Serious Business
    Category: Financial Revolution By : Ardian Wibisono Read : 880 Date : Tuesday, March 01, 2017 - 13:14:26

    Ahmad Zamroni / Forbes Indonesia

    The new chief executive of Standard Chartered Bank Indonesia Rino “Donny” Donosepoetro has made history as the first Indonesian to head the bank’s Indonesian operations since it opened over 150 years ago in the country. He replaced Singaporean Tse Koon Shee in July when Koon Shee moved to competitor DBS. Donny inherits the position during a challenging time. In 2015, the bank booked a loss of Rp 285 billion from Rp 620 billion profit the previous year, and nearly a 9% drop in loans.

    A veteran banker who has been with the bank for two decades, Donny has a strong background in internal audit. He was Standard Chartered’s regional head of audit for ASEAN, South Asia, Greater China and North East Asia based in Singapore, and was chief executive in Brunei and Falkland Islands. His appointment reflects Standard Chartered’s seriousness in securing a key market with someone who really understands the market.

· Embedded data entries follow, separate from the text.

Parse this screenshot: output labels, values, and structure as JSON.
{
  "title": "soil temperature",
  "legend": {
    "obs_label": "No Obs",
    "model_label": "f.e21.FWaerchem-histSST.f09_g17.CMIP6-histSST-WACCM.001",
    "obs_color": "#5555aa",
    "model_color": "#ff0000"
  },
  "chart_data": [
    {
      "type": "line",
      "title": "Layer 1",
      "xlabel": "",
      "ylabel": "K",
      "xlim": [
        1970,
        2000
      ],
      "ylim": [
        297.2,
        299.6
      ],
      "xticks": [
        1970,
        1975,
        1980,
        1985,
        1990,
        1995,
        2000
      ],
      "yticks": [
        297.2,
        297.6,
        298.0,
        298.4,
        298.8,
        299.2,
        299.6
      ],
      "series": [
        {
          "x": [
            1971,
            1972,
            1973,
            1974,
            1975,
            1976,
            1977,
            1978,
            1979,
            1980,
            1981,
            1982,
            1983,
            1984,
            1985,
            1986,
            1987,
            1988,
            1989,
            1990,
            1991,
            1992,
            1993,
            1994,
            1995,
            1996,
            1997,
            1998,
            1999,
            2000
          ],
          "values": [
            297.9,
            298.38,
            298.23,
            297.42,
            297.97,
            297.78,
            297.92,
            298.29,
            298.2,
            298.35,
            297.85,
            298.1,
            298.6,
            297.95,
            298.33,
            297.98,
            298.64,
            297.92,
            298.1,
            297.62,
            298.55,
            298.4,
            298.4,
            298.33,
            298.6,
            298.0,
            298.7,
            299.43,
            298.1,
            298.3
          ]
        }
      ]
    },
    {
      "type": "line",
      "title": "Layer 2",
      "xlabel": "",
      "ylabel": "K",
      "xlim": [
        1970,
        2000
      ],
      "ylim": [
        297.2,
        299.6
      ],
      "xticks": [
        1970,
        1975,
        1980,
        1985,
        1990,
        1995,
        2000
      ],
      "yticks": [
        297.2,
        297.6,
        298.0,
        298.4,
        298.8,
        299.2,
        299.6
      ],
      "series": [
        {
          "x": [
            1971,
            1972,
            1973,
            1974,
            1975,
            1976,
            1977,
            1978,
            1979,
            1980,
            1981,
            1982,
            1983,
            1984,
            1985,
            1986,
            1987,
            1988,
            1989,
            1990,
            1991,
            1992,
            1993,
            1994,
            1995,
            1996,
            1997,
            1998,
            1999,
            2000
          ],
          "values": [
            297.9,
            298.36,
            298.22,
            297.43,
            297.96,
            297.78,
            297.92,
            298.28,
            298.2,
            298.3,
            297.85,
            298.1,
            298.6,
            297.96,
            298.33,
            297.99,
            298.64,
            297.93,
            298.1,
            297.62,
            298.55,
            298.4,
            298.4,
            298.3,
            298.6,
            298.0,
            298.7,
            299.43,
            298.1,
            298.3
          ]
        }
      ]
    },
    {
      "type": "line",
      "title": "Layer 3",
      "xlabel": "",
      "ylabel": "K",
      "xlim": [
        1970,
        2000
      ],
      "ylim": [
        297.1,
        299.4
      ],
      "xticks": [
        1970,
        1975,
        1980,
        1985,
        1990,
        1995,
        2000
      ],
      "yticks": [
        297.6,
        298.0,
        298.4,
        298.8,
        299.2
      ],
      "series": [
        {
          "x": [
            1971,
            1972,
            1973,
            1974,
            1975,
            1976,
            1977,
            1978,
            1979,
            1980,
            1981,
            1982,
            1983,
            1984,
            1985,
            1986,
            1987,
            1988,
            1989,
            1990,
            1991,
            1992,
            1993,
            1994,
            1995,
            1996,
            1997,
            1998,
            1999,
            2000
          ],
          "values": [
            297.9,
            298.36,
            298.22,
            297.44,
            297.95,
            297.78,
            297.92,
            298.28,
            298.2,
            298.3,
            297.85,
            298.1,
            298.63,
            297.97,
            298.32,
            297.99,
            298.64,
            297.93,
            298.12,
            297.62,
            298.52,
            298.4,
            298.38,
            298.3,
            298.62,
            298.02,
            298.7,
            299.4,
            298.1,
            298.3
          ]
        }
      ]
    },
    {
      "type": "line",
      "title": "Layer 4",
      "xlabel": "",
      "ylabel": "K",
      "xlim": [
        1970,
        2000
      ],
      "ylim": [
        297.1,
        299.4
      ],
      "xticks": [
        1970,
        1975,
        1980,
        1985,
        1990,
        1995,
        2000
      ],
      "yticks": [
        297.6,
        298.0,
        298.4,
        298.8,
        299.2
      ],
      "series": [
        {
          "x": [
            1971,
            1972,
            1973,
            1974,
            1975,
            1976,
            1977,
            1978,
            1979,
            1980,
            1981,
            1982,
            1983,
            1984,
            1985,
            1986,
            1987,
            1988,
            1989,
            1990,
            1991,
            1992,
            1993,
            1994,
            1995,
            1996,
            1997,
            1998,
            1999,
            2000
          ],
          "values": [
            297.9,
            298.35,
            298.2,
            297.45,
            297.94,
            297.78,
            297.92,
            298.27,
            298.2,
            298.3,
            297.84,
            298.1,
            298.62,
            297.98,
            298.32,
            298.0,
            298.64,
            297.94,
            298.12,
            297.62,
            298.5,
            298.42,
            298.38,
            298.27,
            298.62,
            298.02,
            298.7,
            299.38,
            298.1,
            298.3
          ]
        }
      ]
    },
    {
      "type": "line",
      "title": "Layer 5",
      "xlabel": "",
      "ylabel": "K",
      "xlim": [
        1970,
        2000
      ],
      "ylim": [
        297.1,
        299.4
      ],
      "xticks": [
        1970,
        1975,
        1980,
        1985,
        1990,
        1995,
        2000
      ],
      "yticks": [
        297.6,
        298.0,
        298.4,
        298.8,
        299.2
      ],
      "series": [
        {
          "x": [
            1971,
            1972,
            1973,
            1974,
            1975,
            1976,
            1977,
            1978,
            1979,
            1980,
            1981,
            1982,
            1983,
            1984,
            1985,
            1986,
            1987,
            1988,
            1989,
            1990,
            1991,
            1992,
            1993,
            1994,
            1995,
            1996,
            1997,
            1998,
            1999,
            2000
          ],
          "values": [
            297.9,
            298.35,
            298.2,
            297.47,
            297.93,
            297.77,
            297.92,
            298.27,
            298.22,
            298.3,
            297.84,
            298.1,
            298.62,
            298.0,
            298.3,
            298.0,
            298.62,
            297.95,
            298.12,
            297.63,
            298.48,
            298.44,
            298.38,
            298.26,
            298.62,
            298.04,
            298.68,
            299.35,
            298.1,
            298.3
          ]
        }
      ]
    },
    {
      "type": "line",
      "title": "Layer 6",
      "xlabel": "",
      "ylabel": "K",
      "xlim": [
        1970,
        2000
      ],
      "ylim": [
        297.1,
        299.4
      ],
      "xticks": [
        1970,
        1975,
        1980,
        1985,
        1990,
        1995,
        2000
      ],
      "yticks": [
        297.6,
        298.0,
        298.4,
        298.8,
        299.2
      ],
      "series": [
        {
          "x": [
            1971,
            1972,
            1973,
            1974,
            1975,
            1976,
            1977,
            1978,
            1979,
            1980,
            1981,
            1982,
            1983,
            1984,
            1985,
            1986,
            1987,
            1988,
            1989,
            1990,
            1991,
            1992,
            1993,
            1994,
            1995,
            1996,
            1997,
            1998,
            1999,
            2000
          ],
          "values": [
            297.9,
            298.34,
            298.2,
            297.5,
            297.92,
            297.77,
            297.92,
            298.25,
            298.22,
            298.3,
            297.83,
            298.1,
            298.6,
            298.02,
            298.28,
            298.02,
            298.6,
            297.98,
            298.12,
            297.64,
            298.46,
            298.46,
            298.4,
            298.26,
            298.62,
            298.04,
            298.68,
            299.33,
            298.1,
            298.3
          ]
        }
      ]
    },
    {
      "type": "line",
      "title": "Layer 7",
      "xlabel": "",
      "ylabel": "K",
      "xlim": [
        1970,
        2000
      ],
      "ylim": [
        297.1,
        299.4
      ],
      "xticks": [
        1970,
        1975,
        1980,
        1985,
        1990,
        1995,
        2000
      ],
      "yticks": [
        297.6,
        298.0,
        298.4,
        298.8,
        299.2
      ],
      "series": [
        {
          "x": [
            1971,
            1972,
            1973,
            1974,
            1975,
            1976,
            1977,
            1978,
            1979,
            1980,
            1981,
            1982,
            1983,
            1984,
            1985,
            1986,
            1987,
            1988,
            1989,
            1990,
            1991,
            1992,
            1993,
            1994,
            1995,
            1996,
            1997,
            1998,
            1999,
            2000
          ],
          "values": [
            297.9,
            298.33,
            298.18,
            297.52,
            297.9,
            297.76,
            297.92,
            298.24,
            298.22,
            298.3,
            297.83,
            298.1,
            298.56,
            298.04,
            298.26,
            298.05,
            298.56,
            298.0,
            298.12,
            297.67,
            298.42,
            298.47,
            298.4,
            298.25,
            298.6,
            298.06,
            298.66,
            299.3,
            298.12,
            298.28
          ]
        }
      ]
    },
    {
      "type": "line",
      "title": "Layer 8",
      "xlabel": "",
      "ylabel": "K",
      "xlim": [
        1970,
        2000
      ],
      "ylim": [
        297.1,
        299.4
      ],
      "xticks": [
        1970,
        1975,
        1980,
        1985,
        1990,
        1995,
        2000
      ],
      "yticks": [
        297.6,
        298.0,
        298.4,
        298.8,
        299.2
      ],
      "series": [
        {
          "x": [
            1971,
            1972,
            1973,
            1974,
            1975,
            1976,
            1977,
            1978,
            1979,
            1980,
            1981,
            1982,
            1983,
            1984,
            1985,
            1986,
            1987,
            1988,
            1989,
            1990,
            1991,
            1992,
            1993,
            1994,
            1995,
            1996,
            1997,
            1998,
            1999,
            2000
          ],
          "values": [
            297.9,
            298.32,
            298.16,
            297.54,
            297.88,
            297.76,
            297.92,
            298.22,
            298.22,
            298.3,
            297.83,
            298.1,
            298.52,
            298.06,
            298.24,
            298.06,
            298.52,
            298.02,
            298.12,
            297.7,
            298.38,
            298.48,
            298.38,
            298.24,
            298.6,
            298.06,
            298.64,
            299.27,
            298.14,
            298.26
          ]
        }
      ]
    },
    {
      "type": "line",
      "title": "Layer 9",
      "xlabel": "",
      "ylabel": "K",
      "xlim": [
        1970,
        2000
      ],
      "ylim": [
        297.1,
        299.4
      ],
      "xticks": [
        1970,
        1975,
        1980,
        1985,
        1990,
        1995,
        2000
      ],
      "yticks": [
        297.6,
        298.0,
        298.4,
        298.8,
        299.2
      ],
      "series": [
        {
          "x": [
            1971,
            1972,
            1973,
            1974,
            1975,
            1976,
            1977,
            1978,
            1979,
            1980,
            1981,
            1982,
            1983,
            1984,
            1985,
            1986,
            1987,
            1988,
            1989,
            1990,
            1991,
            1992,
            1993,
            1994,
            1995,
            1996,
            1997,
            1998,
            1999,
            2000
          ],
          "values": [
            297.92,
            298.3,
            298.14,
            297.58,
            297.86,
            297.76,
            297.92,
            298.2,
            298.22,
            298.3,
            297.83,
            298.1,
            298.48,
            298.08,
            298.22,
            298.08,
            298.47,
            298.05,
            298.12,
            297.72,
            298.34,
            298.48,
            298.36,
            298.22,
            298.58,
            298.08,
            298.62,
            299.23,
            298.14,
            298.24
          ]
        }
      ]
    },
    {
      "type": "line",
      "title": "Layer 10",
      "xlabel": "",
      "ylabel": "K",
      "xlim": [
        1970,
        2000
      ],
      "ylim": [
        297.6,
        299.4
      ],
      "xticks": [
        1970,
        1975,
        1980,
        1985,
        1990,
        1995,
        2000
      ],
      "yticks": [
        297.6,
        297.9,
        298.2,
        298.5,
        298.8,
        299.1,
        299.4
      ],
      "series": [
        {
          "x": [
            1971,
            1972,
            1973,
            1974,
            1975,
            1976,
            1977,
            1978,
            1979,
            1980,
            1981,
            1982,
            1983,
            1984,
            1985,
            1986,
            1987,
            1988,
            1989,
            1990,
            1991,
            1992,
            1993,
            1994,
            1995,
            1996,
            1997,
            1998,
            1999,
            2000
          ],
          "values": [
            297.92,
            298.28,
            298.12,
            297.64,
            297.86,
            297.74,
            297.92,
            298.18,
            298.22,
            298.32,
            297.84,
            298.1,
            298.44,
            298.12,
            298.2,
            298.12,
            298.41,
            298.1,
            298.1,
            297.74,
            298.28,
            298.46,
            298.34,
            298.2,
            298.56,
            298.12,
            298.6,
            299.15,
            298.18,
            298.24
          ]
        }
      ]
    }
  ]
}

    “When we talk about Asia in the future, we talk about growth. Indonesia has the fastest GDP growth after China and India. For us, Indonesia is an extremely important market. I think it is hard to find another that can beat its potential,” Donny says. Likewise, restructuring efforts have been taken. Donny admits that the past couple of years have been tough, but last year the bank moved back to its growth trajectory. The bank’s unaudited figures as of September showed Rp 553 billion profits despite loan growth remaining flat, and gross nonperforming loans (NPLs) soaring to 5.7%, which required a higher provision. Donny says the restructuring effort means this year Standard Chartered Indonesia can aim to have about 9% growth.

    “I am a big believer in culture, it’s a basic foundation for success. For the first time, we have Standard Chartered Bank Indonesia culture,” he says. To compete with others that offer similar products and service, Donny says he gathered the bank’s top and second tier management to set a culture focused on the root of the banking business: trust. He says trust comes mainly from two things, first is good communication with clients and between employees. Second is setting a high standard for professional behavior, including cooperating with the regulators. Unlike other banks that have been cutting back on some sectors or companies, Donny prefers to focus on each client, and provide for their needs.

    “A bank is about risk management, but you implement it in a way to focus on the client. Clients are different, and during this challenging situation, we should stand with them. It might be tough now, but we know it will rebound, which is better than taking a conservative view and cutting the whole thing,” he says. Donny sees international investors wanting to invest in Indonesia, such as clients in South Korea and China. “For our Korean clients, we help them deal with the licenses and authorities. They have interests across the board, in consumer products, automotive, extraction businesses, retail, and manufacturing,” Donny says.